The recognition and management of ill-appearing pediatric patients with iGAS bacteremia are critical competencies for emergency medicine physicians. By maintaining a high index of suspicion, initiating timely and appropriate treatment and collaborating with multidisciplinary teams, emergency physicians can significantly improve outcomes for these vulnerable patients. This case series underscores the importance of vigilance and expertise in the emergency department setting to effectively combat the serious threat posed by invasive Group A Streptococcus infections.

References

  • Steer AC, Lamagni T, Curtis N, Carapetis JR. Invasive group a streptococcal disease: epidemiology, pathogenesis and management. Drugs. 2012 Jun 18;72(9):1213-27. doi: 10.2165/11634180-000000000-00000. PMID: 22686614; PMCID: PMC7100837.

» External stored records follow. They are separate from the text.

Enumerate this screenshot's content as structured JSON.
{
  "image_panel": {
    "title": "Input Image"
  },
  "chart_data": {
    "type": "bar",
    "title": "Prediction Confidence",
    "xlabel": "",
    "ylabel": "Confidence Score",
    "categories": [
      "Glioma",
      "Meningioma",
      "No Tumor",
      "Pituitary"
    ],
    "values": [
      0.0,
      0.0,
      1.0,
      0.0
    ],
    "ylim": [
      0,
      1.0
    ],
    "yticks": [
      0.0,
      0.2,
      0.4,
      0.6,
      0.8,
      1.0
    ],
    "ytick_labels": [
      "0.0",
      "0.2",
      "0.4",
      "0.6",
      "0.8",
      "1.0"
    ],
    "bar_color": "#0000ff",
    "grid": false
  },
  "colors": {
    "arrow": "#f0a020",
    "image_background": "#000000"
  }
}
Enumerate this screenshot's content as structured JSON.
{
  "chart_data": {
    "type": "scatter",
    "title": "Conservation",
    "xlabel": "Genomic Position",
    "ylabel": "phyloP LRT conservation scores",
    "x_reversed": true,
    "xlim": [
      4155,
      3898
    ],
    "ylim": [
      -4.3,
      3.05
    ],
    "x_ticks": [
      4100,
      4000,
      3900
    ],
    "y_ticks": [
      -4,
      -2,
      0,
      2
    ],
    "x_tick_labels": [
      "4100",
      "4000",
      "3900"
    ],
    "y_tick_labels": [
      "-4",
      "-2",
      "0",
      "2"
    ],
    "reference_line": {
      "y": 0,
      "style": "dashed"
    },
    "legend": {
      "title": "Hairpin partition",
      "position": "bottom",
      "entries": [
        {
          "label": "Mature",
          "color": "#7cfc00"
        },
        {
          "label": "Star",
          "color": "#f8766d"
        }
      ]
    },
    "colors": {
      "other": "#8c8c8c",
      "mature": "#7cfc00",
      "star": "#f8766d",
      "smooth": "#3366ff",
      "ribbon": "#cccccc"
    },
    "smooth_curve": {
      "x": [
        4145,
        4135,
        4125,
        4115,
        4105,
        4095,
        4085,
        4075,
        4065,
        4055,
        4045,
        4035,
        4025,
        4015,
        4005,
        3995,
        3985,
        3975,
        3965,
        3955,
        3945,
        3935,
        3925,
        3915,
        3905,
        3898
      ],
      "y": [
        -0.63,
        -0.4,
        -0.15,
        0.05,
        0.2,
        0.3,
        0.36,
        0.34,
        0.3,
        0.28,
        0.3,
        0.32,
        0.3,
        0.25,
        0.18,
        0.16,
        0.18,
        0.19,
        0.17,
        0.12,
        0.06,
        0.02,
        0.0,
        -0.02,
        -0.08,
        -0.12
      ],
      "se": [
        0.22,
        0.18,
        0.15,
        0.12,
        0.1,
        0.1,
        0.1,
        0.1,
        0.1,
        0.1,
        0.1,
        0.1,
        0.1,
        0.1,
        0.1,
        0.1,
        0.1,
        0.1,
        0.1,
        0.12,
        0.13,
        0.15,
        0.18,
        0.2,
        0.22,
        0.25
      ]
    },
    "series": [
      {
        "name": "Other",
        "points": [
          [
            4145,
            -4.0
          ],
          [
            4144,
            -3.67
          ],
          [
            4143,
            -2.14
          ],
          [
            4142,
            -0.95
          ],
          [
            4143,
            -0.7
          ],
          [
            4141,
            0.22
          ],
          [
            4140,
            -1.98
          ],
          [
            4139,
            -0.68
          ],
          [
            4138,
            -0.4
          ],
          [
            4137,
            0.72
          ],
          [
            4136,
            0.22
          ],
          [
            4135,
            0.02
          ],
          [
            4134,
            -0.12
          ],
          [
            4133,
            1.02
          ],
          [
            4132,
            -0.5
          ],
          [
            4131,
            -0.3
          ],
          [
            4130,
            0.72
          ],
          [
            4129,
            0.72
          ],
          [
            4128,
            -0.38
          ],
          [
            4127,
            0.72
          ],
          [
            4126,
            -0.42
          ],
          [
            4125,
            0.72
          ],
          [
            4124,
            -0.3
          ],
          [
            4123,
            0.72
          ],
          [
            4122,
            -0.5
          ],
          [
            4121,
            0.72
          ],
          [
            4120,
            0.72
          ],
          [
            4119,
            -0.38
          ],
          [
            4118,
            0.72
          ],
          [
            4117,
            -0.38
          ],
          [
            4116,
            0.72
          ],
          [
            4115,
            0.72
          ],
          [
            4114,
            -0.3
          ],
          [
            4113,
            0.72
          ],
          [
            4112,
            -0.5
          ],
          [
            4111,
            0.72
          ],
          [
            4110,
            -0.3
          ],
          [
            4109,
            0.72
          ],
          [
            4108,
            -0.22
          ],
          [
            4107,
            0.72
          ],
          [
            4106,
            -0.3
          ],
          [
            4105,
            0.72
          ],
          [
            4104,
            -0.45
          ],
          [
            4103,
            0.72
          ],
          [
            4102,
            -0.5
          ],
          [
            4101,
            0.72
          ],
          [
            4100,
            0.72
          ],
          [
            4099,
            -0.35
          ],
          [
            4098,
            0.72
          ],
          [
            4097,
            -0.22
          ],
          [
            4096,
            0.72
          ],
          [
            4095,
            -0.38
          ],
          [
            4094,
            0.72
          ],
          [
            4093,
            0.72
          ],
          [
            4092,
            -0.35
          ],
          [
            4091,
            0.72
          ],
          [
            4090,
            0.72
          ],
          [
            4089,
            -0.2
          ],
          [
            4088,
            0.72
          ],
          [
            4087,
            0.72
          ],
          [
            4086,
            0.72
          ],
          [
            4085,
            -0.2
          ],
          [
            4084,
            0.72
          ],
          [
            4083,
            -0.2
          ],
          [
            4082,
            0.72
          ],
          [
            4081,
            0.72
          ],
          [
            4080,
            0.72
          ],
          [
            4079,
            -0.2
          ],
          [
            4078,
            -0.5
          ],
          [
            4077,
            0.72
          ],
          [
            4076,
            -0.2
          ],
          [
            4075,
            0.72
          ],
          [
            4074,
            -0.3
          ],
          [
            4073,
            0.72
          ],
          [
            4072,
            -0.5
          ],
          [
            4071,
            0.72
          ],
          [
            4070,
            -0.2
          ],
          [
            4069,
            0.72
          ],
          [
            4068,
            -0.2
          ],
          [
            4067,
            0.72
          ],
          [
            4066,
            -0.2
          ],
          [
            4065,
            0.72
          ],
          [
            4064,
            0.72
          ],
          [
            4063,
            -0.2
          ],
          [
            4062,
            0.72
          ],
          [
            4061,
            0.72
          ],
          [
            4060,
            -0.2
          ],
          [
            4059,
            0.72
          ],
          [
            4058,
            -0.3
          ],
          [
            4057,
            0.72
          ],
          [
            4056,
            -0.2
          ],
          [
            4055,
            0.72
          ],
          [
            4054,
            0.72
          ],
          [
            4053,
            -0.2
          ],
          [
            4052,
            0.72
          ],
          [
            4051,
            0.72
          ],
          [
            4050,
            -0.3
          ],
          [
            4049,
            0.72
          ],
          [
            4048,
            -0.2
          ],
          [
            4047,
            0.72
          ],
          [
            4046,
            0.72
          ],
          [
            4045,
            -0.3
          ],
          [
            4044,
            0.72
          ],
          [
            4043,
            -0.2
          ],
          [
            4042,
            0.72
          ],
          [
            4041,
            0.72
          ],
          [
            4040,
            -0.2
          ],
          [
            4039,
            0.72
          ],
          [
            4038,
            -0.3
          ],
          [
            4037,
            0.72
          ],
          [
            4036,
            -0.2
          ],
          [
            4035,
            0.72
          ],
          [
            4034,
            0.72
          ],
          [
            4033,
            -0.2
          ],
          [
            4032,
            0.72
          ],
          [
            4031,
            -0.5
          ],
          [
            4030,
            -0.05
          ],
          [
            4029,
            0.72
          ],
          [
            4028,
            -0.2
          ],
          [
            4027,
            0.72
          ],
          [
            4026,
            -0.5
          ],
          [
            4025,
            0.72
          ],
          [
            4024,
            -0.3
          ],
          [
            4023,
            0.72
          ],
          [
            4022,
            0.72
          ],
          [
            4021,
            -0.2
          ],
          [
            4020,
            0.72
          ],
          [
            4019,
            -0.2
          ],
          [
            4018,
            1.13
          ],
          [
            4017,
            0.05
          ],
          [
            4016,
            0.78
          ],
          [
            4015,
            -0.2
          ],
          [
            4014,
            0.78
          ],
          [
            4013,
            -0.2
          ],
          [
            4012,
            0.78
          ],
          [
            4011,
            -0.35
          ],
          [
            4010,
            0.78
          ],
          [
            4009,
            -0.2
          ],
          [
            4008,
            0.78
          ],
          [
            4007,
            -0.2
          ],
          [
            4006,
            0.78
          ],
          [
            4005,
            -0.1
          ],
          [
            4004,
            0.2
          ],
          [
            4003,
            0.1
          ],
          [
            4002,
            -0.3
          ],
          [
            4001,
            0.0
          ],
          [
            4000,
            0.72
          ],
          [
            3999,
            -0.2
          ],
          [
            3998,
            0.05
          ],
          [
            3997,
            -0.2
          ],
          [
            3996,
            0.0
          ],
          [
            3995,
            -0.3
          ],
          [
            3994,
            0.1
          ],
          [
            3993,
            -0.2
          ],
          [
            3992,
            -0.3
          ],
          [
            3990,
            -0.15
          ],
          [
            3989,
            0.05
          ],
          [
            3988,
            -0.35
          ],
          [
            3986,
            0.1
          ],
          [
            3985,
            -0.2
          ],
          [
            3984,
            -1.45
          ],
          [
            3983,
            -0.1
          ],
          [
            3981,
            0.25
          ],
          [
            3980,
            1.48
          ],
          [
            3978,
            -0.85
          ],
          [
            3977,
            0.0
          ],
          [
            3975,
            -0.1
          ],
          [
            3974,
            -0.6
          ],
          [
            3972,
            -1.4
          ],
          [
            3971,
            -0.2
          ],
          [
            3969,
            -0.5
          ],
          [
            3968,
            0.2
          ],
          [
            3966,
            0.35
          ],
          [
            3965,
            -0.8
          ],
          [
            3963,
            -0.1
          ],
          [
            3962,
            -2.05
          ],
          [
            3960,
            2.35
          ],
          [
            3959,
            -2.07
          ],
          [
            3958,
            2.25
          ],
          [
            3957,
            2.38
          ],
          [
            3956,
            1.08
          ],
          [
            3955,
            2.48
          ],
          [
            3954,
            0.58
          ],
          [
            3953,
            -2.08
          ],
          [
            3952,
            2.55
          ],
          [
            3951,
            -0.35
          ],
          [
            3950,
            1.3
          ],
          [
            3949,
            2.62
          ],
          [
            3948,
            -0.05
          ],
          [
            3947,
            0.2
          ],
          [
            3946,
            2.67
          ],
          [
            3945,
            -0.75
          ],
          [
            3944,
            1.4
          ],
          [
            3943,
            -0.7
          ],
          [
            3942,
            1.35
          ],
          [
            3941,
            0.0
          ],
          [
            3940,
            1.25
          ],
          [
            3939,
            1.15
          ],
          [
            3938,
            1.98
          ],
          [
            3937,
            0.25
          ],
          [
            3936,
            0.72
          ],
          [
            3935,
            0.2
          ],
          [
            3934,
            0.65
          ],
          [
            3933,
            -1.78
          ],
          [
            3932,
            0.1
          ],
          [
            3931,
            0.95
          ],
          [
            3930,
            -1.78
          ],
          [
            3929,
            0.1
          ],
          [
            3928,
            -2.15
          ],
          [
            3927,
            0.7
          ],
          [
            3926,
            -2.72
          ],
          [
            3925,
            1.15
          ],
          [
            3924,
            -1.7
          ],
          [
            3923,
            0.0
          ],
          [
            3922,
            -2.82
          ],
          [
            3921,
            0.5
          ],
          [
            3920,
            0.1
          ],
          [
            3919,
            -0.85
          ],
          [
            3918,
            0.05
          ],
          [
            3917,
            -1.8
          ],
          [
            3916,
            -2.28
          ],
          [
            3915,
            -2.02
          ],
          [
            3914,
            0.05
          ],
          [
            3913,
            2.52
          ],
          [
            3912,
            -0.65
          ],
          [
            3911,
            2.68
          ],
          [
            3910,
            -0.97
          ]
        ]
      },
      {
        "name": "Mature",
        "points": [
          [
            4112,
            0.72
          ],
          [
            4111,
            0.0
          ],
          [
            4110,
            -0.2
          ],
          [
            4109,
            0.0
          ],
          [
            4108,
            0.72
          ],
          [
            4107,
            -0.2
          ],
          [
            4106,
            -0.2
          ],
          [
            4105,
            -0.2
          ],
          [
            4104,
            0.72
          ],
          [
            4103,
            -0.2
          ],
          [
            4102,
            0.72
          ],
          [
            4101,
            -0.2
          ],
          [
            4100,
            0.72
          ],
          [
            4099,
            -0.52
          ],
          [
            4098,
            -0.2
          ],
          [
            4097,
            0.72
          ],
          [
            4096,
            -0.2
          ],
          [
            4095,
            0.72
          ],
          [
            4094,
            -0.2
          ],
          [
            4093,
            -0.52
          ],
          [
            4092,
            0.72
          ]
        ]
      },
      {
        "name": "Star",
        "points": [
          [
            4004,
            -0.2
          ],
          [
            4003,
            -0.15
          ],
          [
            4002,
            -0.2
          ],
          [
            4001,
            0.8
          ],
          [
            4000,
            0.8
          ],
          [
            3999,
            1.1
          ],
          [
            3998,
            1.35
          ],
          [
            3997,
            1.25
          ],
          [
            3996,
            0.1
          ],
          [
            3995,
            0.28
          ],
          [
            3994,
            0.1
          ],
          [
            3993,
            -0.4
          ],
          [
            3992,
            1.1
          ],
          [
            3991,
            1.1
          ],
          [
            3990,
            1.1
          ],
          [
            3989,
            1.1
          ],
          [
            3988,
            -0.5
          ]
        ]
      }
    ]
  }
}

  • Stevens DL. Invasive group A streptococcus infections. Clin Infect Dis. 1992 Jan;14(1):2- 11. doi: 10.1093/clinids/14.1.2. PMID: 1571429.
  • Weiss KA, Laverdière M. Group A Streptococcus invasive infections: a review. Can J Surg. 1997 Feb;40(1):18-25. PMID: 9030079; PMCID: PMC3949874.
  • Carapetis JR, Steer AC, Mulholland EK, Weber M. The global burden of group A streptococcal diseases. Lancet Infect Dis. 2005 Nov;5(11):685-94. doi: 10.1016/S1473- 3099(05)70267-X. PMID: 16253886.
  • Bhavsar SM. Group A Streptococcus Infections. Pediatr Rev. 2024 Mar 1;45(3):143- 151. doi: 10.1542/pir.2023-005976. PMID: 38425166.